Only after the DOWN-BACK-FORWARD-UP trigger operation becomes habit should you start to experiment with trying to modulate the air volume by not pressing the trigger down all the way. This can be done, but it can also lead to poor trigger control habits if those are not ingrained first.
However, in ALL cases: AIR ON FIRST, paint on then off, then AIR OFF LAST.
Also be sure to check your equipment. I used some crappy airbrushes in the past and it always clogged and I ended up throwing it away. It may be causing your paint to come out unevenly. If you are going to invest in this hobby I believe it is worth having the best airbrush (for a fair amount of money of course – after all this is just a hobby for me). Anyway, hope this is even just a little helpful. I am still learning all the time too!
The paasche VL I have came highly recommend for a beginner. I thought I would get it for $80 with the kit and if I really got into airbrushing I’ll eventually work my way up to an Iwata. I am fairly sure this was a thinning issue. As the primer I bought that was supposed to be applied straight from the bottle went on smooth.
You should be able to do a lot with the Pasche. I start with a new air brush by spraying lines and patterns on an old pad of watercolor paper.
I also spray on the pad any new mixed colors I’m using and write notes about the brand, color, and ratio. A word of caution if you do this, the colors don’t always look like an exact match for what’s going on the model. But, it’s close enough for me.
Take care and stay safe friends,
Another couple of suggestions, you may need to clean the kit with alcohol or soap in case there is any grease that difficult paint adhesion.
And do not pull the trigger full back, start slowly so you airbrush a mist of paint, do not try to cover it all at once. Colour should be built up layer by layer.
The Paasche VL is good, reliable kit. It’s been around for a long time and, as a design, is very mature. At one time, it was considered about the best airbrush available for modeling.
Just be careful screwing the handle back onto the body if you remove it for cleaning or adjusting the needle travel. It has fine threads that are easy to cross thread. However, replacement parts are readily available and relatively inexpensive. Paasche offers an all-metal replacement handle that has an oval hole in that allows the needle travel to be adjusted without having to remove and replace the handle.

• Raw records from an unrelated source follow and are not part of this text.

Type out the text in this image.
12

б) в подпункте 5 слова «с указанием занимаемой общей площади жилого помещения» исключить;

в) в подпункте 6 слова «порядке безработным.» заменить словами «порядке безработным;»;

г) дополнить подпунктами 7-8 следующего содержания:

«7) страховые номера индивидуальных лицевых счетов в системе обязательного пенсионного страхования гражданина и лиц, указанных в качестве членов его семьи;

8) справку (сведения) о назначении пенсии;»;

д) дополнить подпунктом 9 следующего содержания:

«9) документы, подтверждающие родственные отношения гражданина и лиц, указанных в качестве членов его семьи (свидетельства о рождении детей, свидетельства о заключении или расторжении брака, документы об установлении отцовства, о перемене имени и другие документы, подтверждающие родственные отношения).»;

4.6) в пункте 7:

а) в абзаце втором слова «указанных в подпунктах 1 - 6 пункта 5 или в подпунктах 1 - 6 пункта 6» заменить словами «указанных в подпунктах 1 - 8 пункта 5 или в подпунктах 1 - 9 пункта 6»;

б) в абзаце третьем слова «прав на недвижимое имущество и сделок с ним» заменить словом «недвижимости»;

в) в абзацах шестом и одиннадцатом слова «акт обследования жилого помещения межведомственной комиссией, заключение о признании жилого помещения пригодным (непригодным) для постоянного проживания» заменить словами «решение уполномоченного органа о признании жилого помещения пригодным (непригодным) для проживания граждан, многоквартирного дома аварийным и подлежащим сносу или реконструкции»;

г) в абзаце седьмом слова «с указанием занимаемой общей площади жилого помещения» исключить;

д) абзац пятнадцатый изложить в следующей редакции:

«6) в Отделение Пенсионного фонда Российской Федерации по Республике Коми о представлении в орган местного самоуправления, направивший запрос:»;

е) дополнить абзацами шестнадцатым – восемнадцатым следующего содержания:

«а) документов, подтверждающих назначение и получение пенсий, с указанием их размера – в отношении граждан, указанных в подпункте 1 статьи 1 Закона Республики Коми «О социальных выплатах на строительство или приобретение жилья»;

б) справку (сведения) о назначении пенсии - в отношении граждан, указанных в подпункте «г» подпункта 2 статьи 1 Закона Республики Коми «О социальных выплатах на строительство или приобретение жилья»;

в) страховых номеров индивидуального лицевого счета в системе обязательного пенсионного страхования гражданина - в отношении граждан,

Anyways, the Pasche VL will get you where you want to go. No real need to even consider another AB until you can get every bit of performance from the VL (which is quite a lot). For decades, the VL was the leader in airbrushes for hobbyists. Many, many tens of thousands of world class models have been painted using one. Because replacement parts are so readily available, it’s a really good AB to learn on, too. If you break or damage something, you can get back in business quickly and inexpensively.
Its only real downside is that it’s a bottom feed AB. If you add a Paasche 1/4 oz VL side cup (P/N VL-1/4-OZ) you’ll be able to mix and spray much smaller quantities of paint versus having to use the screw lid paint jars. (Maybe you AB kit came with one?)
I think by the time I really learned to use my old single action Badger 200 back in the '70s, I had pretty much replaced every part on it except the body. I don’t think in all the years since I’ve learned much else about airbrush mechanics. And, BTW, at that time, the Paasche VL was considered about the best airbrush that you could buy… waaay too expensive for me to afford one. No reason for you to not get an equally good education from your VL.
Use and enjoy it. You should gets years and years of good airbrushing from it.